Buy a mattress protector

If you are experiencing sweats that soak through to the mattress it is definitely time to get a mattress protector. A mattress protector will prevent your sweat from coming into contact with your mattress. This is important as a sweaty mattress left unchecked can quickly start to smell. Once your night sweats have stopped you can simply throw it out. You have two options:

cotton: Similar to a thin quilt but goes underneath your fitted sheet. Provides an extra layer in an effort to prevent moisture from coming into contact with the mattress.

Plastic: Similar to the plastic sheets that are placed on children's bed so they don't wet the mattress at night. While cheaper than the cotton protectors, they are prone to making noise every time you shift position.

Have warm clothes ready

It doesn't seem fair but while you are experiencing these nightly sweats you will also be awoken by your baby crying for food. Keep a bathrobe or similar clothes by the bed for when you do have to get up. While you may feel hot when you first wake up but your body temperature will drop quickly when you get up due to being wet. You do not want to catch a chill while feeding your baby.

Prevent rashes

If sweating at night is causing you rashes, simply use a handy ingredient that you will more than likely have laying around the house. Baby powder. Simply apply it to problematic areas. Baby powder not only absorbs sweat but is fragranced to help you mask that sweaty odor.

Deal with your wet pillow

Are you being awoken by a sweat-soaked pillow? If this is the only way that your postpartum sweats are waking you up then the solution is simple. Place a bathroom towel between your head and your pillow before you go to sleep. Pillowcases are usually incredibly thin pieces of fabric. As a result, your sweat will accumulate very quickly. A bath towel is designed to absorb moisture, keeping your head feeling drier for longer.
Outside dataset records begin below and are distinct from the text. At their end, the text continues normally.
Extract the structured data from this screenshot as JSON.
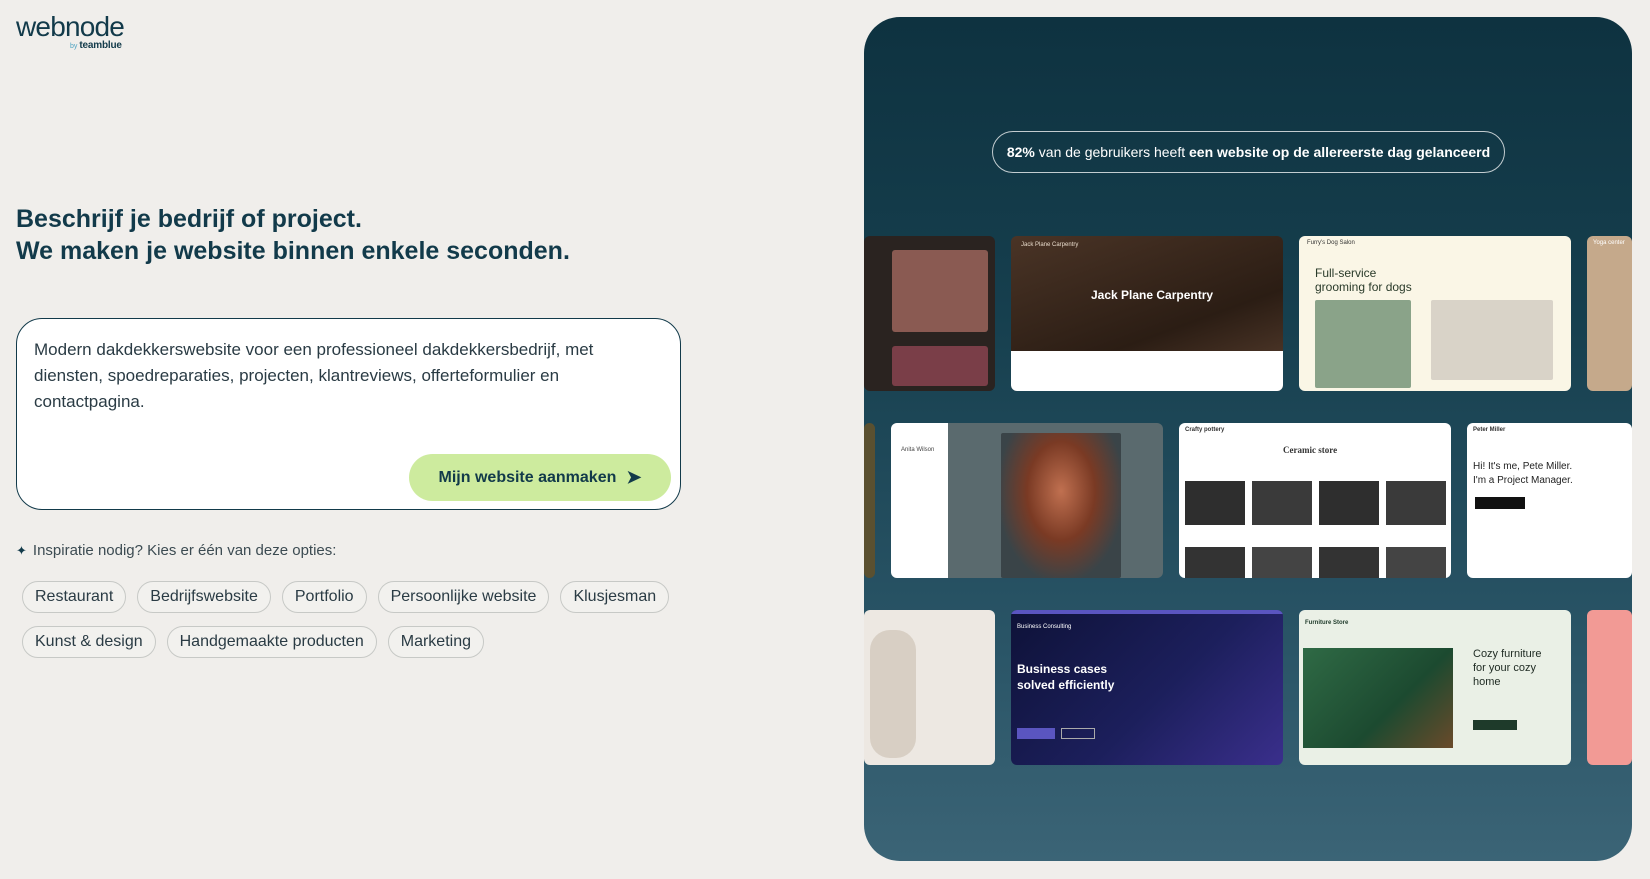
{
  "logo": {
    "main": "webnode",
    "by": "by",
    "brand": "teamblue"
  },
  "headline": {
    "line1": "Beschrijf je bedrijf of project.",
    "line2": "We maken je website binnen enkele seconden."
  },
  "prompt": {
    "value": "Modern dakdekkerswebsite voor een professioneel dakdekkersbedrijf, met diensten, spoedreparaties, projecten, klantreviews, offerteformulier en contactpagina.",
    "button_label": "Mijn website aanmaken",
    "button_icon": "arrow-right-icon"
  },
  "inspiration": {
    "icon": "sparkle-icon",
    "label": "Inspiratie nodig? Kies er één van deze opties:",
    "chips_row1": [
      "Restaurant",
      "Bedrijfswebsite",
      "Portfolio",
      "Persoonlijke website",
      "Klusjesman"
    ],
    "chips_row2": [
      "Kunst & design",
      "Handgemaakte producten",
      "Marketing"
    ]
  },
  "panel": {
    "stat_bold1": "82%",
    "stat_mid": " van de gebruikers heeft ",
    "stat_bold2": "een website op de allereerste dag gelanceerd",
    "templates": {
      "carpentry": {
        "brand": "Jack Plane Carpentry",
        "title": "Jack Plane Carpentry"
      },
      "dogs": {
        "brand": "Furry's Dog Salon",
        "title_line1": "Full-service",
        "title_line2": "grooming for dogs"
      },
      "yoga": {
        "brand": "Yoga center"
      },
      "anita": {
        "name": "Anita Wilson"
      },
      "pottery": {
        "brand": "Crafty pottery",
        "title": "Ceramic store"
      },
      "pete": {
        "brand": "Peter Miller",
        "line1": "Hi! It's me, Pete Miller.",
        "line2": "I'm a Project Manager."
      },
      "business": {
        "brand": "Business Consulting",
        "title_line1": "Business cases",
        "title_line2": "solved efficiently"
      },
      "furniture": {
        "brand": "Furniture Store",
        "title_line1": "Cozy furniture",
        "title_line2": "for your cozy",
        "title_line3": "home"
      }
    }
  },
  "colors": {
    "accent_button": "#cdeb9e",
    "primary_text": "#123a4a",
    "panel_bg": "#163f4e"
  }
}
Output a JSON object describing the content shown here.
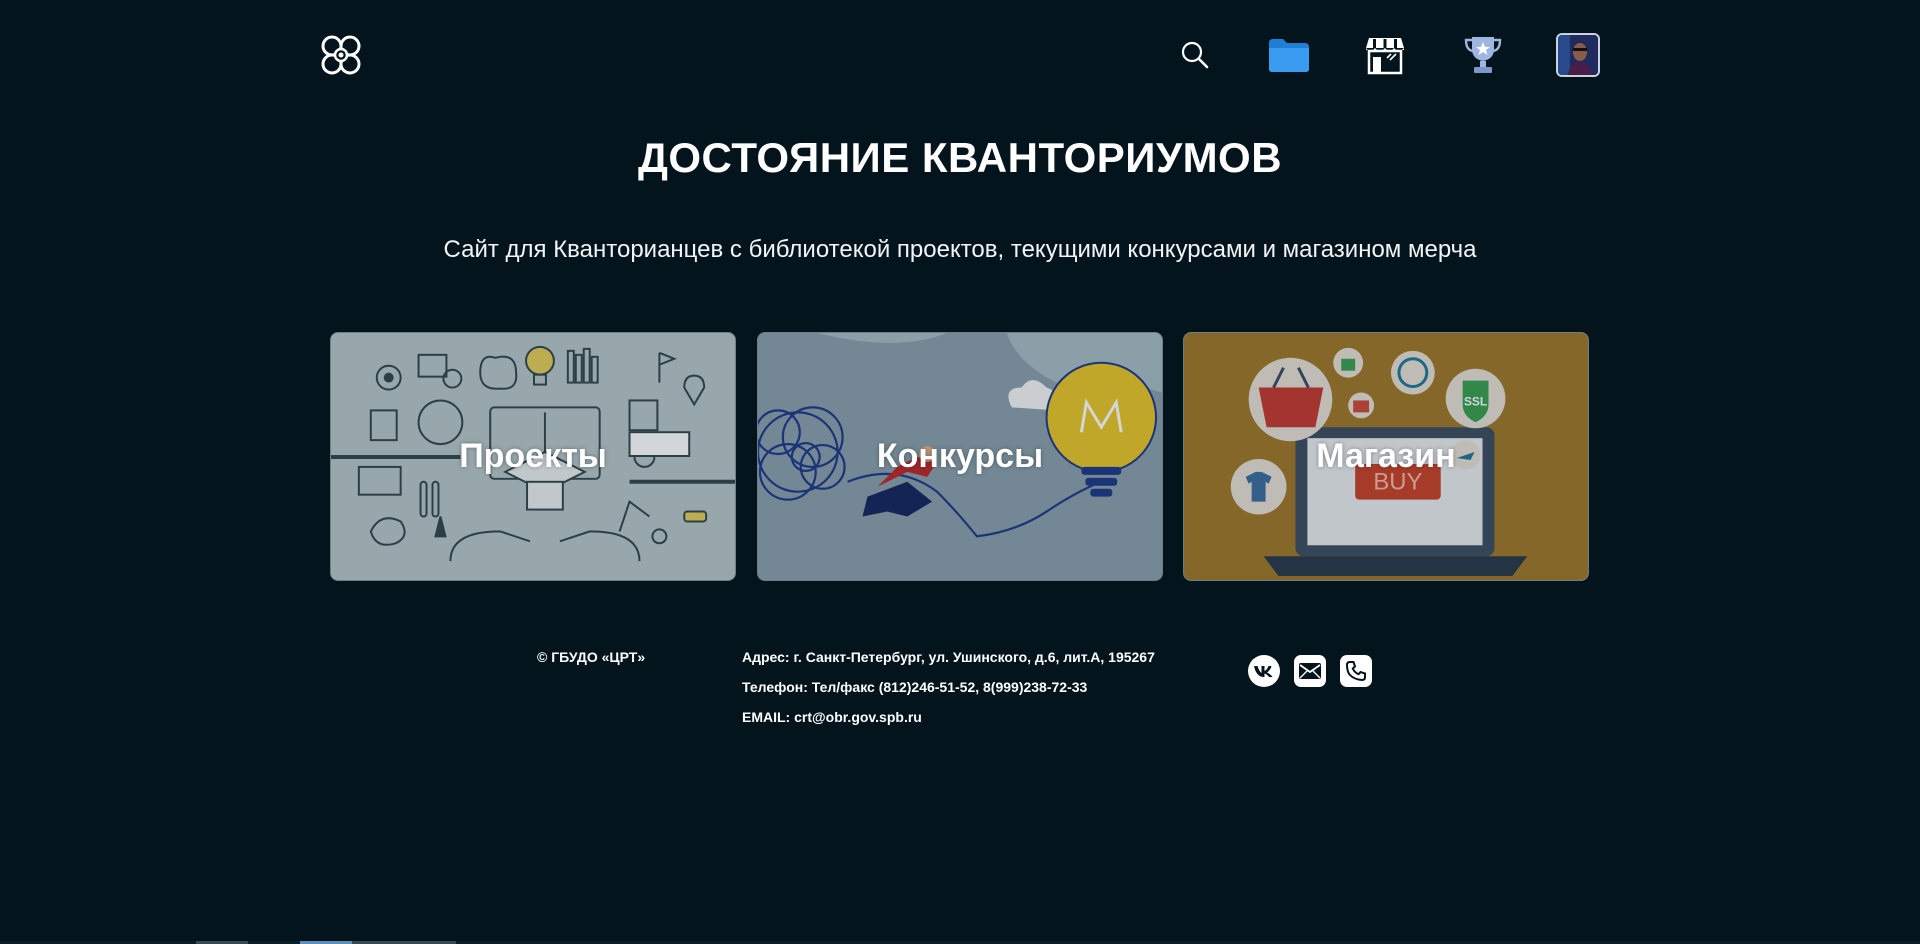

Is there anything to watch out for?

You will need to be careful that you do not misdiagnose your condition as postpartum sweating. Sweating can also accompany more serious health issues.

If your sweating is accompanied by a fever, it is possible that an infection has occurred or you have come down with the flu. Increased sweating can also be a sign of an overactive thyroid gland. If in doubt or you believe your sweating is excessive or have a fever, check with your healthcare provider.

Just remember, postpartum sweating should be over within a few weeks. Stay positive.